Birmingham — A smelly, invasive species first found in North America in 2012 has been found in Michigan for the first time.
Three elm seed bugs were recovered from a Birmingham residence on Oct. 12. On Dec. 2, they were confirmed to be the exotic tree pest, said Jennifer Holton, spokeswoman for the Michigan Department of Agriculture and Rural Development, which tracks terrestrial invasive species.
People who encounter the home-invading bug might think twice before killing it, though.
“It doesn’t smell pretty” when squashed, Holton warned.
She advised using a spare vacuum cleaner to get rid of the bug: “I wouldn’t use the one I vacuum my floor with, though.”
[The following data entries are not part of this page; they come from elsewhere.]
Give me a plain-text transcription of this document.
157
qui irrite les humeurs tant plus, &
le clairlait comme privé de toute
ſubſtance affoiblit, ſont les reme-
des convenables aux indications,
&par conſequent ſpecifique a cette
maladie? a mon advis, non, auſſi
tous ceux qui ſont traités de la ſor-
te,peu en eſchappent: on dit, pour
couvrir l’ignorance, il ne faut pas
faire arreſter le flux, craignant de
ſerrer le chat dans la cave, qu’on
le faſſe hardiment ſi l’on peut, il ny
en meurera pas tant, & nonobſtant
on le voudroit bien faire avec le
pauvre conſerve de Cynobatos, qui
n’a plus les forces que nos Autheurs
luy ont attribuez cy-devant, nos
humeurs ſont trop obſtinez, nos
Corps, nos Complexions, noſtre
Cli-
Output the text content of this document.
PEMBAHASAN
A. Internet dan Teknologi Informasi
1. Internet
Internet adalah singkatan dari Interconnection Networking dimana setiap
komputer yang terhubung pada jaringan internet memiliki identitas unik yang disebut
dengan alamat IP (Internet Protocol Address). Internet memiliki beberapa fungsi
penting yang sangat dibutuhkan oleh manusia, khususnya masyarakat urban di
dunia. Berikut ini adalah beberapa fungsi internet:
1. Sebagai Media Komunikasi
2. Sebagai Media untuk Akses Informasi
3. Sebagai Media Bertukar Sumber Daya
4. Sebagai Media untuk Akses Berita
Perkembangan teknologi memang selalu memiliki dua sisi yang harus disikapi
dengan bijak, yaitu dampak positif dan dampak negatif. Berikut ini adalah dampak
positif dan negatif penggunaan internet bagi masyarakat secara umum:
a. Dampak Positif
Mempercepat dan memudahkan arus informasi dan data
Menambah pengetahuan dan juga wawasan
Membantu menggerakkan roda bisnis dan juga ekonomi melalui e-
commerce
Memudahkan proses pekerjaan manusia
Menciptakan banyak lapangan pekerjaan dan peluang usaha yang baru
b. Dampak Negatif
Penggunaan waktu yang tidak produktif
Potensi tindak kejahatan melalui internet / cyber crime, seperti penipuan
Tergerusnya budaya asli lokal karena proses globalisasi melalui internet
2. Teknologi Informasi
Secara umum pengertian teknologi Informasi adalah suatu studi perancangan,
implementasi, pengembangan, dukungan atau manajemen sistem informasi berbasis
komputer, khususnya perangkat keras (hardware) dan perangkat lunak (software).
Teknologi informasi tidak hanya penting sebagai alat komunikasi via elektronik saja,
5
The elm seed bug is described as a “significant household nuisance” that “enters buildings in large numbers” to escape cold weather.
According to the state, while the elm seed bug “uses its needle-like mouthparts to penetrate seeds and extract nutrients,” it’s only a “minor pest” to elm and other trees.
The elm seed bug is native to south-central Europe and was first found on North America in summer 2012 in Idaho. News reports from Idaho describe the bug as a major irritant.
“We don’t know” how the bug got to Birmingham, Holton said, “and we may never know.” There is a thought that hitchhikers brought the bug to America years ago, but no one can say for sure, according to state experts.
Because it is not a threat to human health, doesn’t cause structural damage to homes, and isn’t a significant pest to elm and other trees, the state will not be monitoring the bug’s spread in Michigan or managing infestations when they occur, the state says.
“This is not like the emerald ash borer,” Holton said, referring to the invasive species, first discovered in Michigan in 2002, that killed some 50 million ash trees in Michigan and surrounding states.
The elm seed bug poses no such threat to tree life, it’s just a nuisance that can affect quality of life as it looks to escape the Michigan winter.